12. Chateau Traileur Parc
11. White Trashfindel
10. Big Red Gulp
9. Grape Expectations
8. Domaine Wal-Mart "Merde du Pays"
7. NASCARbernet
6. Chef Boyardeaux
5. Peanut Noir
4. Chateau des Moines
3. I Can't Believe It's Not Vinegar!
2. World Championship Riesling

And the number 1 name for Wal-Mart Wine...
1. Nasti Spumante 

And who says they don't know wine in Arkansas?


----------



## peachcreek (Sep 21, 2001)

Top ten questions asked by purchasers of Wal-Mart wine-

10. Is it gonna screw up the taste of my cheeseburger?
9. I did'nt figure on havin' to buy a corkscrew. Can I get it open with a Leatherman?
8. Is there a deposit on the bottle?
7. Is it going to be reminiscient of that '76 Lafite I had last night?
6. Is it any cheaper by the case?
5. My dog likes it. Does that mean I'll like it?
4. Does it come in a can?
3. Which one is a better mixer with Vodka?
2. I found my kids drinkin this stuff. Can you tell me what it is?
And the #1 question-
1. I have $5.00 to spend on a bottle wine. What do you have that'll 
_really_ compliment squirrel brains?


----------



## chefboy2160 (Oct 13, 2001)

I reckon Ive been on the "Night train" to long to find my "boones farm" where I lost my "Mad Dog 20/20". I guesse I just have to settle for that fine 
"Ripple" and smell the screw on cap my friends........... Oh and I must hurry as the " Thunderbird " is getting ready to leave for that walmart infusion........ France , beware!Doug.................


----------



## headless chicken (Apr 28, 2003)

Excuse me...wine from Wal-mart?!?!

Would you buy European Chocolates from my *****? 

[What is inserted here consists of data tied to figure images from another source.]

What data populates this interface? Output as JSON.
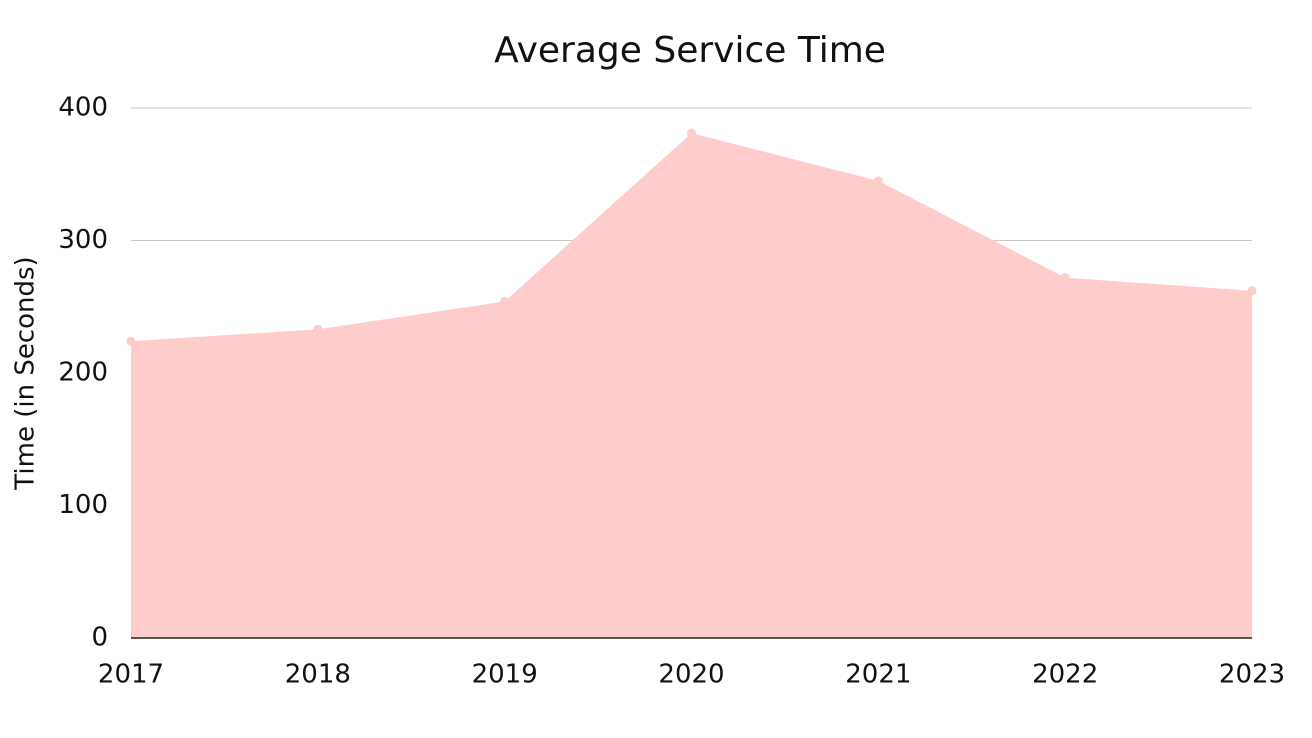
{
  "chart_data": {
    "type": "area",
    "title": "Average Service Time",
    "y_label": "Time (in Seconds)",
    "categories": [
      "2017",
      "2018",
      "2019",
      "2020",
      "2021",
      "2022",
      "2023"
    ],
    "values": [
      224,
      233,
      254,
      381,
      345,
      272,
      262
    ],
    "color": "#ffcccc",
    "ylim": [
      0,
      400
    ],
    "yticks": [
      0,
      100,
      200,
      300,
      400
    ],
    "grid": true
  }
}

LoL my god! I just heard off the radio that M&M meat shops is trying to aquire Laura Secord.


----------



## phatch (Mar 29, 2002)

I read something recently that indicated wineries are beginning to abandon corks. Corkage, not the fee charged to serve your own wine, but a reaction between cork and wine is causing loss rates that are untenable in the market of today.

Phil


----------



## pete (Oct 7, 2001)

Screw tops and caps have a number of advantages over cork. Not only does it create a better, more air-tight seal, it doesn't ever react with the wine, making undrinkable (aka a corked wine). The down side is you lose a lot of the ritual that comes with wine if you use a screw top. If I were a wine maker I would definately promote the use of screw tops over cork. Not only is it less expensive, I don't have to worry about lost inventory due to "corked" wines.


----------



## mezzaluna (Aug 29, 2000)

Just think of all those rabbits (corkscrews) that will die! 

Seeing as I have lots of problems with Wal-Mart's employment policies, this is one product that I will never have a chance to taste. I don't expect it'll give "Two Buck Chuck" a run for its money.


----------